A simple desktop overlay app that captures text from your screen using Azure AI Vision and translates it with Azure Translator. Perfect for reading foreign text in games, websites, or any application. Because it uses Azure, the latency is really low, and the accuracy is high.
- Draggable selection box: Move and resize the green overlay to select text areas
- Real-time OCR: Uses Azure AI Vision to extract text from screenshots
- Instant translation: Translates captured text using Azure Translator
- Always on top: Stays visible over other applications
- Floating text display: Shows OCR results and translations as text attached to the overlay
- Position the box: Drag the green overlay over the text you want to translate
- Resize if needed: Drag from the bottom-right corner to resize the selection area
- Right-click to capture: The app will OCR the selected area and translate the text
- Close when done: Middle-click or press Escape to exit
- Python 3.7+
- Azure AI Services account (Vision + Translator)
-
Clone or download this repository
-
Install dependencies:
pip install -r requirements.txt
-
Set up your Azure credentials in
main.py:AZURE_VISION_ENDPOINT = "your-vision-endpoint" AZURE_VISION_KEY = "your-vision-key" AZURE_TRANSLATOR_ENDPOINT = "your-translator-endpoint" AZURE_TRANSLATOR_KEY = "your-translator-key" AZURE_TRANSLATOR_REGION = "your-region" SOURCE_LANGUAGE = "source-language" # e.g., "zh" for Chinese | can leave empty for auto-detection
- Create an Azure account at portal.azure.com
- Create a Computer Vision resource for OCR
- Create a Translator resource for translation
- Copy the endpoints and keys to the config section in
main.py
You can use the free tiers of both resources (F0) for limited usage, which is usually enough for personal use.
Run the application:
python main.py- Left-click + drag: Move the overlay
- Left-click bottom-right corner + drag: Resize the overlay
- Right-click: Capture and translate text in the selected area
- Middle-click or Escape: Close the application
- Minimum selection size is 50x50 pixels (Azure requirement)

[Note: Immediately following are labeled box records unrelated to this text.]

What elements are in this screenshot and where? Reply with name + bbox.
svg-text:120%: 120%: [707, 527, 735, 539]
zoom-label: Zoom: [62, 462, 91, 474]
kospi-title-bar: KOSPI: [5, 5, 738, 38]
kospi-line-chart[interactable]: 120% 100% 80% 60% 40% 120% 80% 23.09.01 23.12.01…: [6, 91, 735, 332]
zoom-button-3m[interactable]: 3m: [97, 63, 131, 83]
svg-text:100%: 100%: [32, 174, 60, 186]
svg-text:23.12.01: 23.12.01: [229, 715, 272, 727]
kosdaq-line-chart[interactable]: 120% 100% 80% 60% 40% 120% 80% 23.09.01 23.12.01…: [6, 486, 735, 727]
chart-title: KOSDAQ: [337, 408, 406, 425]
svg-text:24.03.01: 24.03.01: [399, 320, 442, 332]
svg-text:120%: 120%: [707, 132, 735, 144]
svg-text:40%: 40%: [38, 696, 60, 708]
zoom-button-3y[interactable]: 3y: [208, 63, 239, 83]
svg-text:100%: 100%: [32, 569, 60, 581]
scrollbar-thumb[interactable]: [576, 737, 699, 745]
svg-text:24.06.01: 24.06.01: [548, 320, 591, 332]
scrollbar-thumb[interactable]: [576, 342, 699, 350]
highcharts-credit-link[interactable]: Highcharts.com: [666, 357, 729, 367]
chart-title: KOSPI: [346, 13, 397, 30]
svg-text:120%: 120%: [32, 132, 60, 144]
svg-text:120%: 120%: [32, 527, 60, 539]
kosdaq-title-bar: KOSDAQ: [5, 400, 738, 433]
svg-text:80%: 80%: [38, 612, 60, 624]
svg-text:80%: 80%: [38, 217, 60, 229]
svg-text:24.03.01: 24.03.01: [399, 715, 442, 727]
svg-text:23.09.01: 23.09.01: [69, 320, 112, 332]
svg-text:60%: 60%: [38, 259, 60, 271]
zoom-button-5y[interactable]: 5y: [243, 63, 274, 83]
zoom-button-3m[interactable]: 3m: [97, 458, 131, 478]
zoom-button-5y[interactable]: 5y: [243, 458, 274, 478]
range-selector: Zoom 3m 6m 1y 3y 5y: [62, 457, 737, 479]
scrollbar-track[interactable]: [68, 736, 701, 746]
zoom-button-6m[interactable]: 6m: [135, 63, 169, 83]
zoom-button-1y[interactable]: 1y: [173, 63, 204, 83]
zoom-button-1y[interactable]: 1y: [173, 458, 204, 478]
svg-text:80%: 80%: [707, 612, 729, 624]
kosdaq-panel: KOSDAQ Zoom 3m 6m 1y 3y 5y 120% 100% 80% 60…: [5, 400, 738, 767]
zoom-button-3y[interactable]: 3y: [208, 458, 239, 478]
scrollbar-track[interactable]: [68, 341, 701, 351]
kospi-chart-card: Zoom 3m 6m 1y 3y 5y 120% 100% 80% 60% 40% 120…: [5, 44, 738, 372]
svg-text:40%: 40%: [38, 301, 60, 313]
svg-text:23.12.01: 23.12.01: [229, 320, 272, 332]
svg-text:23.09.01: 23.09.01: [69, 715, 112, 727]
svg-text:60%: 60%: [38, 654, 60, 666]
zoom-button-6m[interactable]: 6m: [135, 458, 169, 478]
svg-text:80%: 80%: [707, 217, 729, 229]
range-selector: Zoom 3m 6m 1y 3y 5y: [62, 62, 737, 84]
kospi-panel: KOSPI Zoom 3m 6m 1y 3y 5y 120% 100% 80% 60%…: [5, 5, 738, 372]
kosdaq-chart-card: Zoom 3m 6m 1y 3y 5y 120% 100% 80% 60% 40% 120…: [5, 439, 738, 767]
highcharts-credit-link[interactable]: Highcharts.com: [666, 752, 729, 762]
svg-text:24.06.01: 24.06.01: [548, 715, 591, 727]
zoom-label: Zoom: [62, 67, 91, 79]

- Requires active internet connection for Azure services (and keys)
- Support for multiple target languages (unlikely)
- Offline OCR option
- Offline translation option (unlikely)
- Configuration file for Azure credentials
- Hotkey support for capture without clicking
- Text history/clipboard integration
- PyQt6: GUI framework
- mss: Fast screenshot capture
- azure-ai-vision-imageanalysis: Azure Computer Vision OCR
- azure-ai-translation-text: Azure Translator service
- Pillow: Image processing support
It just stands for "Hovering OCR".
This project is licensed under the MIT License. See the LICENSE file for details.